INSECURITY BOFFIN Jacob Scheuer of Tel Aviv University's School of Electrical Engineering has emerged from his smoke-filled lab with a laser based defence system designed to repel hackers.
The technology does not cut hackers in two, instead it uses existing fibre-optic and computer technology to protect communications security.
According to Science Daily, Scheuer's method transmits binary lock-and-key information in the form of light pulses. This means that a shared key code can be unlocked by the sender and receiver and absolutely nobody else.
Apparently he is planning to show his findings off at the next Conference for Lasers and Electro-Optics (CLEO) in San Jose, California in May.
Scheuer said his discovery could lead to a replacement for the cracked RSA encryption system.
His technique uses a key bearer that transmits a binary code in the form of 1s and 0s. However instead of numbers the system uses laser pulses. The person replies with another set of laser messages but no hacker can tell the two keys apart. Once the keys have been exchanged, subsequent messages are completely unintelligible to a viewer.
The laser transmissions can reach over 3,000 miles without the signal being lost and is more reliable than quantum cryptography. µ
Tags: Boffin watch
The system (as described here: http://www.eng.tau.ac.il/~kobys/GFL/GFL.htm) is not secure. A sophisticated attacker can tap the fiber and track the frequency shifts to steal the key.
The article says:
. "The trick," says Dr. Scheuer, "is for those at either end of the fiber optic link to send different laser signals they can distinguish between, but which look identical to an eavesdropper."
So I guess he found a way to somehow do something to the light that isn't easy to decipher unless you know what it is? But then it would be like pre-shared keys since you first need to know eachother's setup.
I always wonder for what this stuff is used though, fear of china again I guess, since they are the only 'enemy' that has the technology to even try to break normal stuff like they had before already, oh and perhaps north korea? But I don't think they've shown to be much of hackers geniuses so far either.
Can't be banks either since they have their secrets available to anybody really it seems, any cop any government anybody that asks, and the man on the street in the form of lost CD's and flashdrives.

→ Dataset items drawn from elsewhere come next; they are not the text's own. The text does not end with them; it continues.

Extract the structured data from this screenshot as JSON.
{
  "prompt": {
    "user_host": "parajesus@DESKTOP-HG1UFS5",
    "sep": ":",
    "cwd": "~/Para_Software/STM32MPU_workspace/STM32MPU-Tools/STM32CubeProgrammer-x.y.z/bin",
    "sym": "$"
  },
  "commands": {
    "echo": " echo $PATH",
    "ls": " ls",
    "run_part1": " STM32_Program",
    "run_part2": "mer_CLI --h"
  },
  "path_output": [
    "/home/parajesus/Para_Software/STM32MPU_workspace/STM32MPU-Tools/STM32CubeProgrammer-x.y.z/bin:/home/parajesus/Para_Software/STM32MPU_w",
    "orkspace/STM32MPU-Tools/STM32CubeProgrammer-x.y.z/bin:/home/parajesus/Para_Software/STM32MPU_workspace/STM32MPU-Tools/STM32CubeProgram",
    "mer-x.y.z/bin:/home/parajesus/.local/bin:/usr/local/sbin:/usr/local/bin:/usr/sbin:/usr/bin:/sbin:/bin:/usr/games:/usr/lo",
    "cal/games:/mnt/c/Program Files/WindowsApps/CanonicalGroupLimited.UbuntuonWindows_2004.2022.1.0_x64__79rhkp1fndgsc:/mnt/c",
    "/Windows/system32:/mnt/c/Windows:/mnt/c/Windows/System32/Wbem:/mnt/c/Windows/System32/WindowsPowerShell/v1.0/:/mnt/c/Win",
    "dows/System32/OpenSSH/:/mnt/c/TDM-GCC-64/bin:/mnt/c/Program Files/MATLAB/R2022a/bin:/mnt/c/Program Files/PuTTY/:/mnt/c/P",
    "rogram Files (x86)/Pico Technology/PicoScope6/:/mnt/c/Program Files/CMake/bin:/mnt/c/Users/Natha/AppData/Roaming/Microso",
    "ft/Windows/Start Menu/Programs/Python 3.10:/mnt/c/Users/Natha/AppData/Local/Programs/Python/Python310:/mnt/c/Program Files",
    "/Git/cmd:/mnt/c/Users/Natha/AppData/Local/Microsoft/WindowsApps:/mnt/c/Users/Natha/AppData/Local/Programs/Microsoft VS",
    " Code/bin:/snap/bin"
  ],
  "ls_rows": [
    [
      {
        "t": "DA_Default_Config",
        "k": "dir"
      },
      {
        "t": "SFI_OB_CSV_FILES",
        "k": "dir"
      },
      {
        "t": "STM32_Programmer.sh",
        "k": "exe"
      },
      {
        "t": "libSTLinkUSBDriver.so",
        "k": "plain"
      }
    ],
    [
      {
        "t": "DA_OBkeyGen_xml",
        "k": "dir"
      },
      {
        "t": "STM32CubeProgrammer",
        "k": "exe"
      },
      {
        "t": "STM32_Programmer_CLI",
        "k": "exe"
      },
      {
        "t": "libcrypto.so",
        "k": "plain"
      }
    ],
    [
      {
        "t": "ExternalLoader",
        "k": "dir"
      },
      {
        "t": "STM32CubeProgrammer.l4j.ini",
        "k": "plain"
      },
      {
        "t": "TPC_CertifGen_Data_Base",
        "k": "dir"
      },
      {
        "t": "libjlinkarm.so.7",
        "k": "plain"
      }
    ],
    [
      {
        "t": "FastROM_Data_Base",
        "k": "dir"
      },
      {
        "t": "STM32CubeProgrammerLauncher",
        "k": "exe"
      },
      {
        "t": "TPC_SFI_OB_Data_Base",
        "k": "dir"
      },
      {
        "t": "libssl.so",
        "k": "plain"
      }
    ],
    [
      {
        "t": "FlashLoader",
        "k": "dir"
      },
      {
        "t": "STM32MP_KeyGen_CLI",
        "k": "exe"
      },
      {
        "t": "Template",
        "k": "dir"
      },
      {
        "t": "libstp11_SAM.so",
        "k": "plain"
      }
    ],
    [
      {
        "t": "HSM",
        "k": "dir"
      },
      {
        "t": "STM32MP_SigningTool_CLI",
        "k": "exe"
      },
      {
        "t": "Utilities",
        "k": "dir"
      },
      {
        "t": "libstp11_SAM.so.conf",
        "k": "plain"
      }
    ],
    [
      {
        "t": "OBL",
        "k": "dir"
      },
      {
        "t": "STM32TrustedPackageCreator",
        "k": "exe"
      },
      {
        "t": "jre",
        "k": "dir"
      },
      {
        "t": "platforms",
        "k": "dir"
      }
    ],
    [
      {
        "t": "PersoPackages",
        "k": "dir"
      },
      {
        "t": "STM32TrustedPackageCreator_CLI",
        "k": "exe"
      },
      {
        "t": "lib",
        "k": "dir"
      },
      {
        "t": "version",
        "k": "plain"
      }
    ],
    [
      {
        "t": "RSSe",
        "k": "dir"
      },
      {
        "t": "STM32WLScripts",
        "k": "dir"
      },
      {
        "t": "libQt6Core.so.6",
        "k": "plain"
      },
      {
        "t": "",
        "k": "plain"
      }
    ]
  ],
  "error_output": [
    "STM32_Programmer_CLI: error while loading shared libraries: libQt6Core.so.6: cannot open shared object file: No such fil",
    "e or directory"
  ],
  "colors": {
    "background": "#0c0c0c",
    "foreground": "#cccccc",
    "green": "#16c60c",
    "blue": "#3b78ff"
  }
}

But I'm guessing this is simply a badly written article. I've heard of transmission methods where it's impossible to intercept messages without the intended receiver realizing it's been intercepted, and that may be what the author was attempting to convey. So when you send the key, you don't send further messages in that key until it's been confirmed that no one has eavesdropped.
Again, just guessing.
So, why can no one else read the codes that the sender and reciever can obviously read? This is sort of like saying that hackers can't hack a system with fiber optics because fiber optics use light.